Old 09-19-21, 12:21 AM
  #1  
vane171
Senior Member
 
Join Date: May 2020
Posts: 490
Mentioned: 0 Post(s)
Tagged: 0 Thread(s)
Quoted: 252 Post(s)
Liked 67 Times in 48 Posts
Is this norm on TT bike to hit front wheel with your toes?

Hi, I got this secondhand bike, Trek, TT style handlebars and nice compact frame. This is also first for me to ride with clipless shoes and I screwed SPD style clips on my new shoes and placed them in the mid (back/forward) position to start with.

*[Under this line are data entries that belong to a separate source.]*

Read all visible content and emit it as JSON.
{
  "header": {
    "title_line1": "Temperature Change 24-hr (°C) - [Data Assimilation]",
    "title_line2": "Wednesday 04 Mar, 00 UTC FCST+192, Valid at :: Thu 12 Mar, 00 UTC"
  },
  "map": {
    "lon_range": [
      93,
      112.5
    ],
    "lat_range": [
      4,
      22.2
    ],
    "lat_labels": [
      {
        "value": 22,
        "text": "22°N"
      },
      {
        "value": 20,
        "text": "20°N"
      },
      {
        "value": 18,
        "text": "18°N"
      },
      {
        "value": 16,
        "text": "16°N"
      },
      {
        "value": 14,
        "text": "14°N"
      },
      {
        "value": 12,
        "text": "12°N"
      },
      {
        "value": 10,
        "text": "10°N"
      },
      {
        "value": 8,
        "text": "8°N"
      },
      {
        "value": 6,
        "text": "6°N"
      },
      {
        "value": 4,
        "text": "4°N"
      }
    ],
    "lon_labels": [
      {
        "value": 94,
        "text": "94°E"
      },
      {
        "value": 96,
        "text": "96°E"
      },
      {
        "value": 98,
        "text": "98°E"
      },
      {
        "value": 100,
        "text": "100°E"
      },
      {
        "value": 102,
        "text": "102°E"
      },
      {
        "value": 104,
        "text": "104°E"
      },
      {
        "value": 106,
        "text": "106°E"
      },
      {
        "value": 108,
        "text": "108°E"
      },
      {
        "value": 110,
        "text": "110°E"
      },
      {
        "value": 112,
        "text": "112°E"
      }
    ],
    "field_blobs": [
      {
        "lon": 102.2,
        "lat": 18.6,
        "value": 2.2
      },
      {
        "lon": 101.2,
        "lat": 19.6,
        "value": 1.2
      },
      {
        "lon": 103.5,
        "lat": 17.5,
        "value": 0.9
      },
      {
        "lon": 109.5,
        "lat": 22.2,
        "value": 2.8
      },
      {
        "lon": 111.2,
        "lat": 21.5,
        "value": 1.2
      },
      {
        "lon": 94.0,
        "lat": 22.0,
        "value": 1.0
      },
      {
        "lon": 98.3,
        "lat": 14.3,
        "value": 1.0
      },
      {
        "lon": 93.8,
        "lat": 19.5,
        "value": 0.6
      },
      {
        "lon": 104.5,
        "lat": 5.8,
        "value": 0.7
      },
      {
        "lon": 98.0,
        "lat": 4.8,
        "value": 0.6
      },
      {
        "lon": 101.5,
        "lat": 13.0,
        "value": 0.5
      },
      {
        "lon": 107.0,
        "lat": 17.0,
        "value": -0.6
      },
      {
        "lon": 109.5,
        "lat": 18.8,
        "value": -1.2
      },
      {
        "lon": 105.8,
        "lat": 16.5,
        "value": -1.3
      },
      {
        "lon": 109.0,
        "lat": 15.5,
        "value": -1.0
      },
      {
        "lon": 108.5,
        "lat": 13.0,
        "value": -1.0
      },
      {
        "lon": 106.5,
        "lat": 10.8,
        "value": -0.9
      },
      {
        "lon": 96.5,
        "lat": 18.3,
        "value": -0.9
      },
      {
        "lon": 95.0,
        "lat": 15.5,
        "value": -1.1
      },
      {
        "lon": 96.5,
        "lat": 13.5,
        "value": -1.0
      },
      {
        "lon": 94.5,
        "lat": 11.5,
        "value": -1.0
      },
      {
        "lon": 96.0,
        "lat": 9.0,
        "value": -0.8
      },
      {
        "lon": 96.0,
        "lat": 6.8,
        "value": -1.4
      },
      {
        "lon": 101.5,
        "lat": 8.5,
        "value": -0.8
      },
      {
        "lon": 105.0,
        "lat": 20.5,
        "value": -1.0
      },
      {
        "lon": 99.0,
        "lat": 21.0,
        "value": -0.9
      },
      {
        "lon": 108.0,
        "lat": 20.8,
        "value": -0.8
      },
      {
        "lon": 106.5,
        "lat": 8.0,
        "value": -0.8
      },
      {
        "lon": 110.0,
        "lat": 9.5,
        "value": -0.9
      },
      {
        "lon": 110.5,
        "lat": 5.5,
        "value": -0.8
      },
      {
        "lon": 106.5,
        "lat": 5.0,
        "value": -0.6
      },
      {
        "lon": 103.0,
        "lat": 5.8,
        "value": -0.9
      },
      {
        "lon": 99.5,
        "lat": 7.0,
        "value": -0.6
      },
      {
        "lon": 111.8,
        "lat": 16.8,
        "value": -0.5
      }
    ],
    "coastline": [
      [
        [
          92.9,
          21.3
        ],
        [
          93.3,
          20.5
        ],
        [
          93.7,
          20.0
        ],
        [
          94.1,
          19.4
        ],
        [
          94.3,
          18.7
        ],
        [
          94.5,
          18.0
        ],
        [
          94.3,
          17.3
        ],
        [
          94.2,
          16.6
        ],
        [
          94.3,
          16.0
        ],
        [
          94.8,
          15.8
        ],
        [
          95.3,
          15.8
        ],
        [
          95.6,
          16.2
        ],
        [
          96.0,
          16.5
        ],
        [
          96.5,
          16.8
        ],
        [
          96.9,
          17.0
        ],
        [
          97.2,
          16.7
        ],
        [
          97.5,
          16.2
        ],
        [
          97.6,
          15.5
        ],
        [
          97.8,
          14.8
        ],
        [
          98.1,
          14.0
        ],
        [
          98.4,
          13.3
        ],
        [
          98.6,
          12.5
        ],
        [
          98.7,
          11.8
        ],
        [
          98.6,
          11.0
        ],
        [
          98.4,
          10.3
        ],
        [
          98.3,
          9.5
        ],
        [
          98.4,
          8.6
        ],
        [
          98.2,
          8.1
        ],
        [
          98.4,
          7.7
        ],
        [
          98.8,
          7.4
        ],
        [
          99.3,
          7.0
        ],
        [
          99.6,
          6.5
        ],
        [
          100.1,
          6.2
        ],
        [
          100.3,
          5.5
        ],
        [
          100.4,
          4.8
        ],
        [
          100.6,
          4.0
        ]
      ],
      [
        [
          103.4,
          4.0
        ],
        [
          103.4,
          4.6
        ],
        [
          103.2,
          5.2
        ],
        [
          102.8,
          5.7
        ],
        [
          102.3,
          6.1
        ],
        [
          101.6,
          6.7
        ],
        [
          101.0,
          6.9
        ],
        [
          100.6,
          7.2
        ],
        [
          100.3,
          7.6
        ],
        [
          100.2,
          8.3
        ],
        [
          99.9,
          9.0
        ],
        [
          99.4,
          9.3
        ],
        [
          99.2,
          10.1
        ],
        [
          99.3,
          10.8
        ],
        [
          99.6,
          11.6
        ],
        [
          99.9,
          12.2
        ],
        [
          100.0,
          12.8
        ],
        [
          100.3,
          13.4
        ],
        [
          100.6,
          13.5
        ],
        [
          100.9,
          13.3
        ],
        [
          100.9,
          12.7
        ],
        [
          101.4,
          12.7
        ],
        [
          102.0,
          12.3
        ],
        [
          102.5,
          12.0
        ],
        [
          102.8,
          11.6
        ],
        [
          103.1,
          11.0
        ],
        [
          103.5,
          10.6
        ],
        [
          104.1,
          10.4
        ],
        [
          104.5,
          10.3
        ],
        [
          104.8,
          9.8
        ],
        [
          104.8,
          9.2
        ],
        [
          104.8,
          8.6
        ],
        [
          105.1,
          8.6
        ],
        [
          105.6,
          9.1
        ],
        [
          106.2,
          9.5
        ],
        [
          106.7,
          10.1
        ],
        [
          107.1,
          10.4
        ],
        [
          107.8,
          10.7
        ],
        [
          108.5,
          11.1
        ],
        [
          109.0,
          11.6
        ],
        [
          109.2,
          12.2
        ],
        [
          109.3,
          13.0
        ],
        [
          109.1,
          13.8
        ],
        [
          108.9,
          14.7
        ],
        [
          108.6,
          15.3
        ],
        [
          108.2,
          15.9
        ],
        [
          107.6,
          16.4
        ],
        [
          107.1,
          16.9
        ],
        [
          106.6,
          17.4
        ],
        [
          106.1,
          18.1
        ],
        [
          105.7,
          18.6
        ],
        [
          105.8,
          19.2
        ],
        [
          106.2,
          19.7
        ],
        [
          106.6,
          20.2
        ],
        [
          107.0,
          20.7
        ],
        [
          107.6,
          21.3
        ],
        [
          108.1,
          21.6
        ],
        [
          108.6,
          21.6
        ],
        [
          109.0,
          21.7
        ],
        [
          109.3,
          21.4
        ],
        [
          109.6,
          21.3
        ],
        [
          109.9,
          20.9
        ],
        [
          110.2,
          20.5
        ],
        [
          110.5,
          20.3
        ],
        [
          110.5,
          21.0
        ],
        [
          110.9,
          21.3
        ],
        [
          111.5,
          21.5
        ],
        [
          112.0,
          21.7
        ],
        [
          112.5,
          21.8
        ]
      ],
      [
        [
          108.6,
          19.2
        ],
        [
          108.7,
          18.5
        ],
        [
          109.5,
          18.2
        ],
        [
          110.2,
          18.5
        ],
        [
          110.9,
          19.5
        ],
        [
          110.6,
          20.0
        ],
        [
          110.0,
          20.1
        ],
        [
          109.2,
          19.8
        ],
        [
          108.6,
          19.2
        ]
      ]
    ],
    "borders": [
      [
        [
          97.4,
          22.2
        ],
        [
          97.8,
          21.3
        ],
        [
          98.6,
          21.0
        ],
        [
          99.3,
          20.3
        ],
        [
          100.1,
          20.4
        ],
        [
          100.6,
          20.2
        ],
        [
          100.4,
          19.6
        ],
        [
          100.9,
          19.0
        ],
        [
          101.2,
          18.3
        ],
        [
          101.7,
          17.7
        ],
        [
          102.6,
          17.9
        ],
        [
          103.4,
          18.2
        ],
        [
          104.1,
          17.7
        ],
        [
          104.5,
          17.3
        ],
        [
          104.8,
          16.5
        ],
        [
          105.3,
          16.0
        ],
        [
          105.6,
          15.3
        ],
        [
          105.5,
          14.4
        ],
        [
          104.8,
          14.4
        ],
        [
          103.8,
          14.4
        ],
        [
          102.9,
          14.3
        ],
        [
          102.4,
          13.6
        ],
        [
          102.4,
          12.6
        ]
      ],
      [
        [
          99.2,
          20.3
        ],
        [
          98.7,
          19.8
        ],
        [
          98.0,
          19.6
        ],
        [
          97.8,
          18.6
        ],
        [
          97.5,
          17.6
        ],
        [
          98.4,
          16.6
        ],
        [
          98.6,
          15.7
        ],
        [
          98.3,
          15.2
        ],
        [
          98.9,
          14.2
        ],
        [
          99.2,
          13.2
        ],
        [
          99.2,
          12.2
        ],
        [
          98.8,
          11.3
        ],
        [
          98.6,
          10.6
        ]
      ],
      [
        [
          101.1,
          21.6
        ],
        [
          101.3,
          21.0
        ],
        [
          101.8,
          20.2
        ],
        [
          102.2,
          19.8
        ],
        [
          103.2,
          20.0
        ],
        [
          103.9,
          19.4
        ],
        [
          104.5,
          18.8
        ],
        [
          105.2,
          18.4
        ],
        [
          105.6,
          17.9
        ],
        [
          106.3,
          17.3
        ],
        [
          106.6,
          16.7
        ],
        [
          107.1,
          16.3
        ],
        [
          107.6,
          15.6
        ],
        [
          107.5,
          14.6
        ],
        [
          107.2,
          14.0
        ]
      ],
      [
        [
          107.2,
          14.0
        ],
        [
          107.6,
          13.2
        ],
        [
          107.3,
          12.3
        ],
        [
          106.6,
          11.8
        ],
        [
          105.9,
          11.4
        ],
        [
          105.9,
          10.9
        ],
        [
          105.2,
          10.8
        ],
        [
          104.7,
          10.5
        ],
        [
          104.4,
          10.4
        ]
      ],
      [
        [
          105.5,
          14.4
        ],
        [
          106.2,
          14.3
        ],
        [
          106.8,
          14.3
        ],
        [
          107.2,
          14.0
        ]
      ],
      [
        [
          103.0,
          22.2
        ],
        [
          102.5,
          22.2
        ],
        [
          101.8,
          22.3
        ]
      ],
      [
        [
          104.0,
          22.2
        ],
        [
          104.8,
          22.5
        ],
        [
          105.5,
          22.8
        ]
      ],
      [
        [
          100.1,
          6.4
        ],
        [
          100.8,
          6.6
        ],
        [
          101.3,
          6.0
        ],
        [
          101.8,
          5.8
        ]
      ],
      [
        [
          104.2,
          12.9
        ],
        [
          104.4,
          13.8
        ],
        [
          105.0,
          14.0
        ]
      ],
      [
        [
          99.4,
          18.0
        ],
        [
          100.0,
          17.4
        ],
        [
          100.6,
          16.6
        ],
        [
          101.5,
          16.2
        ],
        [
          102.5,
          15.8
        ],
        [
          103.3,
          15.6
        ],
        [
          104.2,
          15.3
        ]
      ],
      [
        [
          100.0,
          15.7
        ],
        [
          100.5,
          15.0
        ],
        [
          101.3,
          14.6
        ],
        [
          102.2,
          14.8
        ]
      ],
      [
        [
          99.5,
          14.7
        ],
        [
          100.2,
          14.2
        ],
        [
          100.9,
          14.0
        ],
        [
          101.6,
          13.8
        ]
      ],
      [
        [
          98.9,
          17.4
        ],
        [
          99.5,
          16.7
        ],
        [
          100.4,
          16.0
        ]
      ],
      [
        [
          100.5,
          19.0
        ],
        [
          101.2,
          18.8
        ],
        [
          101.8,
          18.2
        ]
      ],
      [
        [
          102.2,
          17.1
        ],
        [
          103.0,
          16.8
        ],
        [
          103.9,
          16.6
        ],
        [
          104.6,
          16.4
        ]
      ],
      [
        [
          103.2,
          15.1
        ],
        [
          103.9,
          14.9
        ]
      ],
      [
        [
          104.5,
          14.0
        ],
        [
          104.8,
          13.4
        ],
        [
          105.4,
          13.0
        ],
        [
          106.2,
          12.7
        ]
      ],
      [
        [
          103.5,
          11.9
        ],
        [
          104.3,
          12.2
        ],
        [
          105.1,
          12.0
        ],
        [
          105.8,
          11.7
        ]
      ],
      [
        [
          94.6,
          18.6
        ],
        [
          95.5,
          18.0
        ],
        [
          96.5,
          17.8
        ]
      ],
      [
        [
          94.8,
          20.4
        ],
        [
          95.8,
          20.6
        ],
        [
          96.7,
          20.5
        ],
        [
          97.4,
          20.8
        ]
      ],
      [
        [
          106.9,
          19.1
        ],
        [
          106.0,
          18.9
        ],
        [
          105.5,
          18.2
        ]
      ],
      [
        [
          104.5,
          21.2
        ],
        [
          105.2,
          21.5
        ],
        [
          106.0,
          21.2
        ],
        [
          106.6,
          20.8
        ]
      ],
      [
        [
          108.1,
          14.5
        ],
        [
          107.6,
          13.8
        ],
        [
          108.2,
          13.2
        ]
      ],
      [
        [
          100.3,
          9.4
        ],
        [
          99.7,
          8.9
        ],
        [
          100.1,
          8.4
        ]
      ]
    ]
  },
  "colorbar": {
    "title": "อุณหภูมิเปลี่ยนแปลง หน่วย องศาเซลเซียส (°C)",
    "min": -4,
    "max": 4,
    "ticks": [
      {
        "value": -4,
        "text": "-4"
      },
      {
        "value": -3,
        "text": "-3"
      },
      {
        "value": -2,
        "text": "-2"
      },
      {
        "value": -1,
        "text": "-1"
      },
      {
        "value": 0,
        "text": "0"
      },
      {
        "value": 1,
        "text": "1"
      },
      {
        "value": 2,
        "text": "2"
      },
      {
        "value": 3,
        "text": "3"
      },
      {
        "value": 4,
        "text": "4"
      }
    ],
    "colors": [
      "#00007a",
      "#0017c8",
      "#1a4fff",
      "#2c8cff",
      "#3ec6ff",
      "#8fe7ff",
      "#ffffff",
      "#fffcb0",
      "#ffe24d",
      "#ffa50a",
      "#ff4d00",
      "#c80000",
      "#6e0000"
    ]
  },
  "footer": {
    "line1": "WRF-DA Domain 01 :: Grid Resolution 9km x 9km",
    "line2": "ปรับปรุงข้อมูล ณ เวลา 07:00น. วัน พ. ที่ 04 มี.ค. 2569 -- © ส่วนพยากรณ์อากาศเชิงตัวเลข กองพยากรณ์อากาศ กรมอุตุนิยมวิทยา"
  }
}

Today I took it out for a test ride and soon I found I was hitting my front wheel with shoe toes in tighter turns. I was careful and back home, I moved the clips all the way forward, clipped the shoe on pedal and to my dismay, it still hits and not just touching, it can be an inch overlap. What gives? The only other way would be shorter cranks, the bike came with the standard size 172.5 mm but even if I changed to 170 or whatever is smaller next size, it still wouldn't be enough to clear the front tire.

Shoes are size 44 and I could have bought one size smaller when it comes to space in toe area but this 44 size otherwise fit as far as foot width goes. My feet weren't slim even when I was twenty years old and from reading around here, many face this problem of cycling shoes being made for Martians or some ETs.

Is that normal and to be expected on this kind of bike, since it is not meant to go slow and do things on it like make a slow 90 degree turns on city side streets? It is true that at normal riding speeds you mostly never steer the wheel that much to hit your toes on the front wheel tire but you still get into situations where that happens.

I seem not to have any problem with unclipping pedals when stopping, it comes easy, at least I hope I won't forget I am clipped in, but I kind of doubt you also get used to watching your feet pedaling in tight turns, so as not to jam your toes against tire.

Last edited by vane171; 09-19-21 at 12:25 AM.